Medacs Healthcare

NOV 15/2012

Dentists urged to include mouth cancer in CPD training

Dentists who are considering what area to cover on their next continuing professional development (CPD) training course may want to consider learning more about mouth cancer.

The disease is the 15th most common form of cancer in the UK, according to the charity Cancer Research UK, making it relatively uncommon.

However, figures show that it is on the increase, with the number of cases rising by almost 50 per cent in the last decade.

Current estimates suggest that approximately 60,000 people will be diagnosed with mouth cancer over the next ten years and around half of these will die from the disease.

However, early detection can greatly reduce the risk of dying, according to Dr Nigel Carter, chief executive of the British Dental Health Foundation.

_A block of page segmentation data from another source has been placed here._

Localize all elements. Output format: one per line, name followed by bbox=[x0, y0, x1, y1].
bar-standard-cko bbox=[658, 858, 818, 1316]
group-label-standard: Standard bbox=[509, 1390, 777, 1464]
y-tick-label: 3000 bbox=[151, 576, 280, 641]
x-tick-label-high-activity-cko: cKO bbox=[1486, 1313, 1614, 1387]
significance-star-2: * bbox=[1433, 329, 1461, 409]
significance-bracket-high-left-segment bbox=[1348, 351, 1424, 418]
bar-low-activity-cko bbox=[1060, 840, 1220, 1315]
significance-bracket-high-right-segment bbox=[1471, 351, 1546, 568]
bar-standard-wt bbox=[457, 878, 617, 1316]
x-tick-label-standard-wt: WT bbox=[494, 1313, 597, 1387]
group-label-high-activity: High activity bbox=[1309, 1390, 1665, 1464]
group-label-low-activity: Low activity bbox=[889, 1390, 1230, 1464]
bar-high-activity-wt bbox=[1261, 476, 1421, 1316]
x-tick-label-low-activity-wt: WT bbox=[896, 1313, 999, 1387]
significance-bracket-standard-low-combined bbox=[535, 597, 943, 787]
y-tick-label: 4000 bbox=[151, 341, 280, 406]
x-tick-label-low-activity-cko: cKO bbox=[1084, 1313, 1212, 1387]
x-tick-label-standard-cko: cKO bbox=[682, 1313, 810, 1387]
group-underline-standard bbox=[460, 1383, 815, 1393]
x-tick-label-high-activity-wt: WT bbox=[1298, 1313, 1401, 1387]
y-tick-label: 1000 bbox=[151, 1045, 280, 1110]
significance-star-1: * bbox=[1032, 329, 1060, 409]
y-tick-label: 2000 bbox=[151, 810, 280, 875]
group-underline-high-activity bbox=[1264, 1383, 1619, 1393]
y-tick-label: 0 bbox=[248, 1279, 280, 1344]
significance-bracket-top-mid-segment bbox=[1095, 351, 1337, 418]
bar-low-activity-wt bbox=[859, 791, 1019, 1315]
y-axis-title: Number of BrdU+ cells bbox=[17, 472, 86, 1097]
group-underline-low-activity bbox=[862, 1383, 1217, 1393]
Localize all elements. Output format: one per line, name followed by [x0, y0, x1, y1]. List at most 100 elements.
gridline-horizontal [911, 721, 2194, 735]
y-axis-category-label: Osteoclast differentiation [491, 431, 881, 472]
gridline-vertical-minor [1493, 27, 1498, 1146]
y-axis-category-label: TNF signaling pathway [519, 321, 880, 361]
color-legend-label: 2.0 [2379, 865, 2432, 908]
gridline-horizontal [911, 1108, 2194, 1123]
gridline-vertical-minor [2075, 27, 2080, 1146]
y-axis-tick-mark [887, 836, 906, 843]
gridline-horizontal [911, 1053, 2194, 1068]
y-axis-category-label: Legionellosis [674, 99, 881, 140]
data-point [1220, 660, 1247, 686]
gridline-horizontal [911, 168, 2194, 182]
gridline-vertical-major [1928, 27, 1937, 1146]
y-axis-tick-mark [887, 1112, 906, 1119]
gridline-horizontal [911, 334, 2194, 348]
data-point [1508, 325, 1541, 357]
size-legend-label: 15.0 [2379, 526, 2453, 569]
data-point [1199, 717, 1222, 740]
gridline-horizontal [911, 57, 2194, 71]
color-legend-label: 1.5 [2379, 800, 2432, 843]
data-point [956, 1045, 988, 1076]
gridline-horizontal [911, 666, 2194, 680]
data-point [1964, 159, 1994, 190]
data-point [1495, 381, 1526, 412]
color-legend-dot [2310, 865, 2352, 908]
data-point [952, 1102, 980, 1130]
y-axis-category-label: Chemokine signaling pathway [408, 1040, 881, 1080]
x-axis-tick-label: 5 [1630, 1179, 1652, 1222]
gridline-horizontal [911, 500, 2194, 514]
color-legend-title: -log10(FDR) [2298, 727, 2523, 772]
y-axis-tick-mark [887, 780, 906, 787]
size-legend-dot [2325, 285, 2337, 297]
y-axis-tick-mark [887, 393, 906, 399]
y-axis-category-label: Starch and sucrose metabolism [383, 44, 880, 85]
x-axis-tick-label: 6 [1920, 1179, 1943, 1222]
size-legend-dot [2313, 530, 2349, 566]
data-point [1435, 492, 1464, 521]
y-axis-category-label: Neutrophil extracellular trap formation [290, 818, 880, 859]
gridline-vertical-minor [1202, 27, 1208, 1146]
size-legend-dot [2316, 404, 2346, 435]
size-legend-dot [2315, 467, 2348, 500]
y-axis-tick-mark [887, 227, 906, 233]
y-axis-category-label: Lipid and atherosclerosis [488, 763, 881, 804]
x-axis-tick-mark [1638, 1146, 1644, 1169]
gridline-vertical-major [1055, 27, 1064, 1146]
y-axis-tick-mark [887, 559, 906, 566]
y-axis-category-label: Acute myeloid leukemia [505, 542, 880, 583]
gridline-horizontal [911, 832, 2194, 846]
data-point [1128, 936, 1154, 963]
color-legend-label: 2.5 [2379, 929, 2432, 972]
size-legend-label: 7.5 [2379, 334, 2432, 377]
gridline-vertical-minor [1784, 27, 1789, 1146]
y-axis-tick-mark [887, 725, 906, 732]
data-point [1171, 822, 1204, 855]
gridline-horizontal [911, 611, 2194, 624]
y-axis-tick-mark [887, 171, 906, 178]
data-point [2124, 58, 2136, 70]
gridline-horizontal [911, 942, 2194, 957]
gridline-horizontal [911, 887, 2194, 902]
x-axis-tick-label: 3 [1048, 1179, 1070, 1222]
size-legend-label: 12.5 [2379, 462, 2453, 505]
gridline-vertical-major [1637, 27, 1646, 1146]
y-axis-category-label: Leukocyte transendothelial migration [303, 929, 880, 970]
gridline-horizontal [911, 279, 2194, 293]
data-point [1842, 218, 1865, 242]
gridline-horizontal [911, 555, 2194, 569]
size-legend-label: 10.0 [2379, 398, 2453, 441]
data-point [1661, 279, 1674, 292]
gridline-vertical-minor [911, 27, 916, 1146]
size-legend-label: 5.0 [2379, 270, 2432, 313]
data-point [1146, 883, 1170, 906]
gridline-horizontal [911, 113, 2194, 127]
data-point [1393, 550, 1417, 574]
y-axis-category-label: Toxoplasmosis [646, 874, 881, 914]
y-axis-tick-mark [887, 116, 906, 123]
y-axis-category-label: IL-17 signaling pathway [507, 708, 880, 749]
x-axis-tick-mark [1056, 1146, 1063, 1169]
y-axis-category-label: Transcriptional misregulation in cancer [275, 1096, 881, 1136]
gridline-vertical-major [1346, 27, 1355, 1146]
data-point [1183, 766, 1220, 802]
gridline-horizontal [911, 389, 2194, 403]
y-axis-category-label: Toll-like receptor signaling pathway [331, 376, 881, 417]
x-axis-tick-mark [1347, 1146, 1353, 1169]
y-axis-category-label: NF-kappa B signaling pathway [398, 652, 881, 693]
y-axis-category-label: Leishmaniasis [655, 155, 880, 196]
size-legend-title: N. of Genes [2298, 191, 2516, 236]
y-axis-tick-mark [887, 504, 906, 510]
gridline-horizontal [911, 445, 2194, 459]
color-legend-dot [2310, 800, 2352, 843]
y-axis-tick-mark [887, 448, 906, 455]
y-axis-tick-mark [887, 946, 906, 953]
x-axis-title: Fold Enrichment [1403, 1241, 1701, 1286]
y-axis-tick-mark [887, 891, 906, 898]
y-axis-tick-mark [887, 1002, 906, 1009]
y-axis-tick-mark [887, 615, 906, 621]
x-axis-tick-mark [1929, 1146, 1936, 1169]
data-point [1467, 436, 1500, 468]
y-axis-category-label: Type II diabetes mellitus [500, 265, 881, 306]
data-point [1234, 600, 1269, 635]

He said: "With early detection it is possible to transform a patient's survival chances from 50 per cent to approaching 90 per cent.

"As the cases of mouth cancer are continuing to rise, the dentist is in a unique position to be able to spot the signs of the disease and to make appropriate referrals."

Unfortunately, one of the problems faced by those in dentist jobs is that mouth cancer is quite rare, accounting for just two per cent of all new cases of cancer.

As Dr Carter pointed out, this means that dentists working in general practice "are not likely to see that many cases within their working lifetime".

"Therefore it is vitally important that dentists continue to learn and upgrade their skills, and having oral cancer as part of CPD can only benefit both dentists and patients," he added.

Dentists are also advised to share their knowledge about mouth cancer with their patients by making a point of discussing the risk factors and symptoms of the disease during every consultation.

The key message to get across to patients is that while mouth cancer is on the increase, it is largely preventable, with research published in December 2011 suggesting that the vast majority of cases are linked to environmental and lifestyle factors, such as tobacco, alcohol and the human papillomavirus (HPV).